Note that I’m not arguing that the Arthur legend originates in some actual 5th-6th century dux bellorum; after all, nothing I’ve said weakens the main argument for skepticism, namely the absence (apart from the enigmatic “Artognou” inscription at Tintagel) of any known historical figure with whom Arthur can plausibly be identified. Some have suggested Riothamos for that role, but Riothamos actually seems to me to match either Ambrosius or Uther – possible doublets of each other in any case – better than Arthur; both the time period and the Continental connections fit more easily. The ideal timeslot for an historical Arthur, in order to match the traditional account, would be in the period just a bit later than the era of the historically attested Vortigern, Aurelius, and Riothamos; and it would be easy enough to insert him there without contradicting the historical evidence, because our evidence for that period is quite a bit thinner than for the preceding one. But this seems a bit like an “Arthur of the Gaps” approach, which is no more respectable than its theological cousin.

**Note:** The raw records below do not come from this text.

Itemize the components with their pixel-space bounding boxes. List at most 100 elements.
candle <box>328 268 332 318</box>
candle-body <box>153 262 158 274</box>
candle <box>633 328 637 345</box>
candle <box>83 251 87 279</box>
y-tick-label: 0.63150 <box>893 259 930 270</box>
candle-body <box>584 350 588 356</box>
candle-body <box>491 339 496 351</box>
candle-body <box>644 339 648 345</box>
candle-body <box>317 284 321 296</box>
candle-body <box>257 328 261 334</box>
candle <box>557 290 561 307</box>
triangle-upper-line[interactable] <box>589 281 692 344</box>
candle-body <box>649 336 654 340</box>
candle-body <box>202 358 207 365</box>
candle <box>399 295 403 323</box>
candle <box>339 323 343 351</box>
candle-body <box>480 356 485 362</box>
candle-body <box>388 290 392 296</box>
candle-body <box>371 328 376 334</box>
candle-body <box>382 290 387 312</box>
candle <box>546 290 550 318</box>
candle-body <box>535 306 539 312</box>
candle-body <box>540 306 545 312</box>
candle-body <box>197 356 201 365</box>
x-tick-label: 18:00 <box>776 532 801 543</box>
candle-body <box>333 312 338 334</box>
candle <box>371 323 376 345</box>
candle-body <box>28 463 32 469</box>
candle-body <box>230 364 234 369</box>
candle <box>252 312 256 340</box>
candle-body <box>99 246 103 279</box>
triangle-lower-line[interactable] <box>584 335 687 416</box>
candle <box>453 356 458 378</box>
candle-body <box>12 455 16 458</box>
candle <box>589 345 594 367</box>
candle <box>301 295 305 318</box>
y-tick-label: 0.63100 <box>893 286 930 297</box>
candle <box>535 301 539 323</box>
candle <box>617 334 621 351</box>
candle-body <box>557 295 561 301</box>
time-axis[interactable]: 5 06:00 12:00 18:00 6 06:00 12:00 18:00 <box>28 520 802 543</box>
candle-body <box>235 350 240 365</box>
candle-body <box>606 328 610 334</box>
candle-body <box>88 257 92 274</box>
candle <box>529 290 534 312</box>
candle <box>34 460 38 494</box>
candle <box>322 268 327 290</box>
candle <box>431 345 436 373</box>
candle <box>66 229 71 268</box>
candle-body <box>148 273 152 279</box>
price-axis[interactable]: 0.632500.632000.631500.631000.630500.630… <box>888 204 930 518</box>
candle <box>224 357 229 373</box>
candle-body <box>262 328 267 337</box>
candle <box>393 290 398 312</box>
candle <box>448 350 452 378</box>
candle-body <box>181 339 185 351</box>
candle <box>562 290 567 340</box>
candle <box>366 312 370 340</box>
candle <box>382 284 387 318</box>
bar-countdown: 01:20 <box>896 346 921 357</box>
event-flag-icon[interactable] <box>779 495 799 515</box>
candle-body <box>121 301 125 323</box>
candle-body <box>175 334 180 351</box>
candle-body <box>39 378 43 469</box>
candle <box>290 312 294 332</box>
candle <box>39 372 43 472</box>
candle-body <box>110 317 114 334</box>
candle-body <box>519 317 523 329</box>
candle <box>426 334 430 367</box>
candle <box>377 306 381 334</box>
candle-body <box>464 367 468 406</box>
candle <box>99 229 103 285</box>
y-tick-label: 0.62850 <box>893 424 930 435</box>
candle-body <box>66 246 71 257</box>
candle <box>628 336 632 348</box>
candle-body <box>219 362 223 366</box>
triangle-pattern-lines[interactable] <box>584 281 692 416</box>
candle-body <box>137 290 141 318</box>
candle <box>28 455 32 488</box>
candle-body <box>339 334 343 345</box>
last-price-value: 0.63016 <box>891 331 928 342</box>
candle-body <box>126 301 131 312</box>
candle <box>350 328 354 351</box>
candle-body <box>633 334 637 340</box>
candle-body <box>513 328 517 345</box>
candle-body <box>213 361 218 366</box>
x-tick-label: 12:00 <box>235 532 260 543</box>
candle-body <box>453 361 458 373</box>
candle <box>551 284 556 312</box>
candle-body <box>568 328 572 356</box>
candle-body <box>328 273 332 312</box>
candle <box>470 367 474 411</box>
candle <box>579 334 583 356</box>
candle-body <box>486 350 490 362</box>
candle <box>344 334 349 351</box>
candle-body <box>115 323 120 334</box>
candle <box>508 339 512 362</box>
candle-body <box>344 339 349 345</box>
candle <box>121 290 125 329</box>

So I remain agnostic on the question of Arthur’s historicity. What I am arguing is that since the classical material to which Anderson has drawn our attention seems to have its influence mainly on later phases of the legend and not so much on its origin, Anderson’s findings do not license any additional skepticism about a historical Arthur over and above whatever amount was justified already.